Jul. 22--The Great Recession may be nearing an end. Sort of.

An index of leading economic indicators rose in June for the third month in a row.

A prescient New York economist nicknamed "Dr. Doom" says the recession could end later this year, although he warns economic pain will continue well into next year.

Here in Texas, a Federal Reserve Bank of Dallas forecaster says the state's 2009 job losses might not be quite as bad as expected, and that next year could bring modest job growth.

But let's not get too excited.

When the U.S. recession ends, the healing process is apt to be slow -- perhaps another jobless recovery. With unemployment expected to remain startlingly high through 2010, there's no guarantee the economy won't slip back into recession at some point.

As the nation goes, so goes Texas -- with one big difference. Since Texas has sustained less economic damage than the U.S. as a whole, the state's path back to health may be a bit less arduous.

"Given that it's been such a deep recession, it's going to take two or three years for the U.S. to recover to an extent that people say, 'Yeah, this is a pretty healthy economy,' " said Dana Johnson, chief economist at Comerica Inc., the Dallas-based financial services company.

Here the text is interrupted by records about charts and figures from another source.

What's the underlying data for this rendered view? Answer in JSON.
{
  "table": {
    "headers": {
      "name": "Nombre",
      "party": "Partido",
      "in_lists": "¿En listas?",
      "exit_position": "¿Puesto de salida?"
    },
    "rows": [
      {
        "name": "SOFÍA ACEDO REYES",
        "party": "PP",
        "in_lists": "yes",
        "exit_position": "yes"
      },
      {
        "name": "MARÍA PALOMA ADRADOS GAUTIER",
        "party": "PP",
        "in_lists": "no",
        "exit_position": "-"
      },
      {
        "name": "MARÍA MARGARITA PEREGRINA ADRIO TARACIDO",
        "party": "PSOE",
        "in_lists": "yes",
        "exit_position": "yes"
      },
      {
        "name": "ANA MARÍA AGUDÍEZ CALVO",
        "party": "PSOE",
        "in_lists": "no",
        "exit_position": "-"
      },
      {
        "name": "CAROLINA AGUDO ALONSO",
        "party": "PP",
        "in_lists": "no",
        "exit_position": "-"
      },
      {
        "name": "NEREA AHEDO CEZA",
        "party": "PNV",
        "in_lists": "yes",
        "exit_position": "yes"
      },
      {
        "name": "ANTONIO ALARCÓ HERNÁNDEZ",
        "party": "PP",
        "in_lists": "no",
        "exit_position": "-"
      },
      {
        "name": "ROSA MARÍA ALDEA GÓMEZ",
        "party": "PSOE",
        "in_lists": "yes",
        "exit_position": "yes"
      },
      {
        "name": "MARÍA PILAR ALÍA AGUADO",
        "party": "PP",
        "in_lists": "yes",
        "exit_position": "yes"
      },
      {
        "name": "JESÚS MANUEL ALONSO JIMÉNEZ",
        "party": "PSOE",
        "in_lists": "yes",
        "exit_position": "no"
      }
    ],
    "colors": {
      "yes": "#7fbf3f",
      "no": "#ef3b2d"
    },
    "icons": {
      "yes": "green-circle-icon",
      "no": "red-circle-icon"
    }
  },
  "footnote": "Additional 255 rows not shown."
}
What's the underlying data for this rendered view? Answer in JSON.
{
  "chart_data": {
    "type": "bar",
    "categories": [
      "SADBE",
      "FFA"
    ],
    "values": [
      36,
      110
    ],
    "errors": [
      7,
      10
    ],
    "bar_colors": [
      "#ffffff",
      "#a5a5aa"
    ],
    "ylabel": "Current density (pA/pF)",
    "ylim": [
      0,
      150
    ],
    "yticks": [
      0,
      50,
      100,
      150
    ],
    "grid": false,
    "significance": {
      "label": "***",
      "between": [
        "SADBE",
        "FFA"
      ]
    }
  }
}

"The main difference in Texas is that it hasn't been sinking for nearly as long as the rest of the national economy," he said. "It just creates an environment where it's a lot easier for people to regain their confidence and rebuild some prosperity."

Signs of life

Recent U.S. economic reports have been mixed, with sluggish consumer confidence, weak retail sales and flagging industrial production.

At the same time, credit markets have improved in recent months. Initial jobless claims, which economists watch closely for signs the recession is easing, have fallen from their peak in early 2009.

This week, analysts saw a potential sign of recovery in a 0.7 percent June increase in the U.S. leading economic index, which is compiled by the Conference Board, a New York-based business research group.

That was the third consecutive monthly increase for the index, which is made up of 10 components, including interest rate spreads, building permits, stock prices, manufacturing hours, initial jobless claims and the money supply.

"The lows from which we started make any improvement relative, but gains do signify a pending recovery," Kim Whelan, an analyst with a unit of Wells Fargo & Co., said of the leading index.

But the economy will take time to emerge from the longest recession since the Great Depression, analysts say.